その現実の社会の厳しさを表す方法として、この決死のサバイバルゲーム(「だるまさんがころんだ」やビー玉、綱引きなど昔の子どもの遊び)を対比させる見せ方は実に効果的。全体として見た場合、全9話とてもよく出来たドラマだと思いました。個人的には韓国流(あるいは関西風)どベタな表現にかなり笑いました(そこで笑うかと非難されそうなので箇所はちょっと…)。ただ、どベタながらセンスはいいと思います。

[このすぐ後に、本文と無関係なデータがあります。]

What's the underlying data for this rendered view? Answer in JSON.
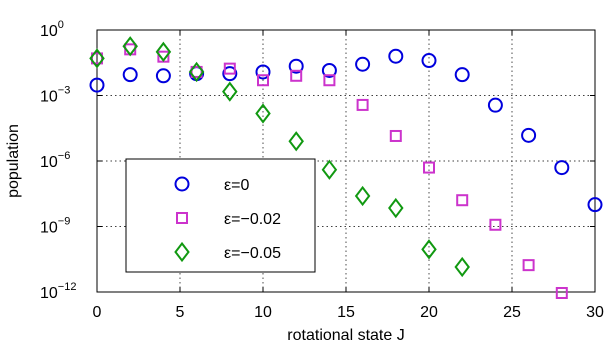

主演のイ・ジョンジェさんが随所でみせた迫真の演技が、笑いを誘っていたのかもしれません。それは演技というより、その状況をいま、彼自身が体験しているみたいに見えました。イ・ジョンジェさんは1972年生まれ、お祖父さんから朝鮮戦争のときの体験を身近に聞いていてもおかしくありません。
4. サウンドトラック『イカゲーム』
このドラマシリーズでは、音楽(あるいは音響)がいい意味で耳につきました。ドラマを見たあとでサウンドトラックを聴きましたが、かなり楽しめました。チョン・ジェイルという映画『パラサイト』の作曲家が音楽を担当していて、冒頭の楽曲では自らリコーダーを吹いています。この曲は、子どもたちがイカゲームをして遊んでいる(懐かしの)モノクロ映像の背景曲として非常にマッチしていました。「ポポポポポポポポ…..」のピンク・ソルジャーのテーマ曲や、フレンチ・トイポップのパスカル・コムラード風の「ダルゴナ」、ヨハン・シュトラウスの『美しき青きドナウ』のBGMもはまっていました。
生きるか死ぬかの究極の選択、その激しさ、残酷さ、もがき苦しみ何とかして生き延びようとする必死さ(その形相)、それに対するのんきでユルく、どこか間の抜けた音楽、そういったもろもろがブラックな笑いにつながるところなど、ああ、これは韓国の作品だなぁ、と。
『イカゲーム』はエンターテイメント作品であることは間違いないでしょうが、朝鮮半島が経験した、大量の人間の無残で理不尽な死、厳しく救いのない歴史を少しでも知って見ると、サバイバルをテーマにしたこのドラマが、ただの娯楽作品とは思えなくなってくるのです。
最後に、前述の堀田善衛の『広場の孤独』の中から、『イカゲーム』を思わせる一節を紹介します。
「数学の単位のような任意の存在」、これは『イカゲーム』のゲーム参加者に振られた、認証番号のように思えます。ゲーム参加者は1番から456番までの参加番号があり、全員が着ているグリーンのジャージにそれが表示されています。そして名前ではなく、番号で人は認知され、番号で呼ばれます。「111番、成功」というように。また参加者自身も、(名前を知らないので)互いを番号で呼び合っています。
たまたま『韓国文学の中心にあるもの』と『イカゲーム』を同時に体験したことで、以上のような感想をもち、また連想があっちへこっちへと広がっていきました。ごく個人的な受け止め方だとは思います。一般論としては、あるいは識者の意見などを見ると、「過酷な韓国の競争社会をリアルに描いた」とか「女性、老人、外国人労働者などを弱者とする、韓国の格差社会を糾弾」のような批評があるようでしたが。